Final Exam Practice: fixed income

A. Binomial Option Pricing 30 points

Assume that the interest rate starts at 4% and in each period and either increases by 2% or decreases by 2% (from 4% up to 6% or down to 2% would be the first move). The risk-neutral probabilities of ups and downs are all 1/2.

  1. What is the price now of a discount bond with face of $100 maturing one year from now?
         
     
    
    
    
    
     
     
    
  2. What is the price now of a discount bond with face of $100 maturing two years from now?
         
    
    
     
    
    
    
    
    
    
    
    
    
    
    
    
     
    
  3. What is the price today of a two-year collar with a cap price of 5% and a floor price of 3%? The underlying notional is $1,000.
         
     
    
     
    
    
    
    
    
    
    
     
    
B. Binomial Option Pricing 30 points

Assume that the interest rate starts at 6% and in each period and either increases by 2% or decreases by 2% (from 6% up to 8% or down to 4%). The risk-neutral probabilities of ups and downs are 1/2.

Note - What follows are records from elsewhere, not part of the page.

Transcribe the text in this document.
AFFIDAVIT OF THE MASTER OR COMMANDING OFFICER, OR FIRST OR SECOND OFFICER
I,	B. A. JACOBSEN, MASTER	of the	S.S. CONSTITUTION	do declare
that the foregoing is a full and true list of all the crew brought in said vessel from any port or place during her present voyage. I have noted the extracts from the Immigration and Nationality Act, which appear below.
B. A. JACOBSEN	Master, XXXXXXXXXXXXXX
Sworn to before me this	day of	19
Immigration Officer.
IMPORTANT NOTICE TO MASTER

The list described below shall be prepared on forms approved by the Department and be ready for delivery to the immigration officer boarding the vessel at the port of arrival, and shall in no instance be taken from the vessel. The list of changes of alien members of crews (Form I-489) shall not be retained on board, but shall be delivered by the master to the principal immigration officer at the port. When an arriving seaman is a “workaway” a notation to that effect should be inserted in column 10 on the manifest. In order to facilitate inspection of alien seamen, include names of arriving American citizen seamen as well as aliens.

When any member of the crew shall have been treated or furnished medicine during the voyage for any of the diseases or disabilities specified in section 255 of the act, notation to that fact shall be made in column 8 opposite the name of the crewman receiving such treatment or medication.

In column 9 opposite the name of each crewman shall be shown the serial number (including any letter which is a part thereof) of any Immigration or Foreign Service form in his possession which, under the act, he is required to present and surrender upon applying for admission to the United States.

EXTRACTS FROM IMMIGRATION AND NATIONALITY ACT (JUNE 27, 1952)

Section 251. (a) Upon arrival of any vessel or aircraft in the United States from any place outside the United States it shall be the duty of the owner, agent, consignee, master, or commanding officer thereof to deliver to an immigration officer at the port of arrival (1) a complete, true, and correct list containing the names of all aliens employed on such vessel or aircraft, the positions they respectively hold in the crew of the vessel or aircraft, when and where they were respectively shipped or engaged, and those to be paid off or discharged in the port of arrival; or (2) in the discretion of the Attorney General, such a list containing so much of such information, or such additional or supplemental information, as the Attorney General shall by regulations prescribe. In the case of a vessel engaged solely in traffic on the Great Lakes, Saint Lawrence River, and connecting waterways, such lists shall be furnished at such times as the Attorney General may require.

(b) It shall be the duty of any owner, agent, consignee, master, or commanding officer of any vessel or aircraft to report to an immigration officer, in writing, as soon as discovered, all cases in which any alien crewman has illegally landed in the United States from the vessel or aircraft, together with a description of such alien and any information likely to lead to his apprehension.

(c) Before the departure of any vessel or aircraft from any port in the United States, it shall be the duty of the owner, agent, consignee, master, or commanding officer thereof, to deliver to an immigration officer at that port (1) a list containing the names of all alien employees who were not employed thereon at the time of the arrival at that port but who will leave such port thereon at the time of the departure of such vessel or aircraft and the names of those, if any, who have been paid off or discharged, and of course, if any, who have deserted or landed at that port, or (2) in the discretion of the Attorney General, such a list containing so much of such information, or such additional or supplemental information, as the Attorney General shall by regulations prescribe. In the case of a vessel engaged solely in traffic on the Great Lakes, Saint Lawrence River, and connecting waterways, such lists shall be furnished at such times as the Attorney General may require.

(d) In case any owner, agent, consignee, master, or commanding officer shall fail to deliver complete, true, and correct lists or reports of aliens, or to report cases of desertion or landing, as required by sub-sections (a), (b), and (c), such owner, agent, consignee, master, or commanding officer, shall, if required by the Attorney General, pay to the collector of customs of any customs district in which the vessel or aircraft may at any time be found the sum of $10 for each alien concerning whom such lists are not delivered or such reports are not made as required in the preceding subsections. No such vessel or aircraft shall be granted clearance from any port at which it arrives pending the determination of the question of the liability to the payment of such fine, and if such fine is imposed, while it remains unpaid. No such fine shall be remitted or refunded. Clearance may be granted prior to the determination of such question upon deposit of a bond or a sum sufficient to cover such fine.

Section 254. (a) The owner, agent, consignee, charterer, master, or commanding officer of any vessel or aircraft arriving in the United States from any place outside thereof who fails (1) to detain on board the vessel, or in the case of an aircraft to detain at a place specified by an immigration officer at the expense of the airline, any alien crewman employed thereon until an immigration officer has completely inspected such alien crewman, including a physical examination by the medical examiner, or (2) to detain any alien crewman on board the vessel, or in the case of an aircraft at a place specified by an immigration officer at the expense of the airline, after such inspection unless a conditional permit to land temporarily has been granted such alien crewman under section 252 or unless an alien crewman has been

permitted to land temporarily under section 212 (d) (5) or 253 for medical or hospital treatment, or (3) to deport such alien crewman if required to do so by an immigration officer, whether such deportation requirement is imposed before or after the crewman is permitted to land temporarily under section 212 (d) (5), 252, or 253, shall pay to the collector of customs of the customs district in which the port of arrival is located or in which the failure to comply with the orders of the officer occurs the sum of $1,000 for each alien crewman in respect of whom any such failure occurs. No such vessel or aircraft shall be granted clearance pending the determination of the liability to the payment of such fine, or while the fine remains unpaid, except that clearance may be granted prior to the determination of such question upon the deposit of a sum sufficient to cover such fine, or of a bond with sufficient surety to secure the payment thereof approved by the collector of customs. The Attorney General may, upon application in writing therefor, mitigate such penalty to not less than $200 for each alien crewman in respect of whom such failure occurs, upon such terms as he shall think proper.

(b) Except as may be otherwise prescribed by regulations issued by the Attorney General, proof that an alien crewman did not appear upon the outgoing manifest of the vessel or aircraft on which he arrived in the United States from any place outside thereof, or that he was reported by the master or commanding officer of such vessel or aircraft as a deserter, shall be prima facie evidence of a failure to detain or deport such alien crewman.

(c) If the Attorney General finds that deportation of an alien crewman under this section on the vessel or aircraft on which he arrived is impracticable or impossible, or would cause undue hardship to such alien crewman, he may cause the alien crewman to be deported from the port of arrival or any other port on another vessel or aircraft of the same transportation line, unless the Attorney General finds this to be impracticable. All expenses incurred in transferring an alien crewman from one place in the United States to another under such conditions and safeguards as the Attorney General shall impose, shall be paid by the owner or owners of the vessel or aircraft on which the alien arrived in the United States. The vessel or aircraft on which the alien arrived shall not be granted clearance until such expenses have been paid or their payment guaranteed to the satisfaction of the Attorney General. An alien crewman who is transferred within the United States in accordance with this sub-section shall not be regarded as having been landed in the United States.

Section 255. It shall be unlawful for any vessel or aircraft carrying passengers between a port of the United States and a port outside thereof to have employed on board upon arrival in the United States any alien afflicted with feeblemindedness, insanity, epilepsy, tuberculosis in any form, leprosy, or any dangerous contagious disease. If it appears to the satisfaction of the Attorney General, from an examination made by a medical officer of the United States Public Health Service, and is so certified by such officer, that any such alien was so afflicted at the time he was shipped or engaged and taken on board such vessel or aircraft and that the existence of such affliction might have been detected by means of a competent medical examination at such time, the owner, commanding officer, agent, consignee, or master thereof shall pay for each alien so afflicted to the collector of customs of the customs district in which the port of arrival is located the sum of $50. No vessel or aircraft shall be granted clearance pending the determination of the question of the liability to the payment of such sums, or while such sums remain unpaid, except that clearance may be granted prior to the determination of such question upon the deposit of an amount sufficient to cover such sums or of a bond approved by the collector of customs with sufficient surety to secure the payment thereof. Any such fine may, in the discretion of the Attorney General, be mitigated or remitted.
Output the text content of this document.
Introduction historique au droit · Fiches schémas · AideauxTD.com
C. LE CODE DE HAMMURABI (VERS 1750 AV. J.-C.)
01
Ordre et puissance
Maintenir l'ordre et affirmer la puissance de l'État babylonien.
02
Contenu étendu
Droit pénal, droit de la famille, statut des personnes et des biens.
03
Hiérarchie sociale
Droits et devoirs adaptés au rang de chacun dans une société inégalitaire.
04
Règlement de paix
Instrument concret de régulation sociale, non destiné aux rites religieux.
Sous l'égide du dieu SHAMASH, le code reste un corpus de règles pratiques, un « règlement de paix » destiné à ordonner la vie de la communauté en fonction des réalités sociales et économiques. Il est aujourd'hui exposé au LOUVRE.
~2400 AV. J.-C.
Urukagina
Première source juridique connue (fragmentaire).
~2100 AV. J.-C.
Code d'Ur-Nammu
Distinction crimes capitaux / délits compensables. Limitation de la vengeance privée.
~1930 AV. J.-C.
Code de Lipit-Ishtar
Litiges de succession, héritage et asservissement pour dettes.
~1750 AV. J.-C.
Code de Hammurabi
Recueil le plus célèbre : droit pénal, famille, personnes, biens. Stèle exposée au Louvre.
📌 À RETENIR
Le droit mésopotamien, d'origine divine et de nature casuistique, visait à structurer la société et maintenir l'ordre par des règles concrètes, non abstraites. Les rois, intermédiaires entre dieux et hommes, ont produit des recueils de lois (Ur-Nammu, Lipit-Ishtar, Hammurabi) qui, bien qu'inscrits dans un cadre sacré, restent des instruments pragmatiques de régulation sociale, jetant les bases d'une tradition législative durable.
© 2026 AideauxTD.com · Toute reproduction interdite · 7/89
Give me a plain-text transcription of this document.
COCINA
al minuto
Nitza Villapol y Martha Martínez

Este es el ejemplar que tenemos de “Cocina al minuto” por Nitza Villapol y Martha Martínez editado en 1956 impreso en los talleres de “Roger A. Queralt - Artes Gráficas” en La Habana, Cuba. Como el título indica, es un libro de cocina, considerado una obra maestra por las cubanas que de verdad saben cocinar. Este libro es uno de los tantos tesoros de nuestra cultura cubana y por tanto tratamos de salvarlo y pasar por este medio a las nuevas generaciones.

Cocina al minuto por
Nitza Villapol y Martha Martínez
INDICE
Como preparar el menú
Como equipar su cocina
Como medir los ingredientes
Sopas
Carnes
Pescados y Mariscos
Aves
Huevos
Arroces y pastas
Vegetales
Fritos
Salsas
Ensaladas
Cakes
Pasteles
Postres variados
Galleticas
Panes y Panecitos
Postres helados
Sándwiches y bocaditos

  1. What is the price now of a discount bond with face of $100 maturing one year from now?
         
     
    
    
    
    
    
     
     
    
  2. What is the price now of a discount bond with face of $100 maturing two years from now?
         
    
    
     
    
    
    
    
    
    
    
    
    
    
    
    
     
    
  3. What is the price today of an interest rate floor with a strike of 7% and two periods to maturity? The underlying notional is $100 (so the cash flow is 2 if the rate is 5%).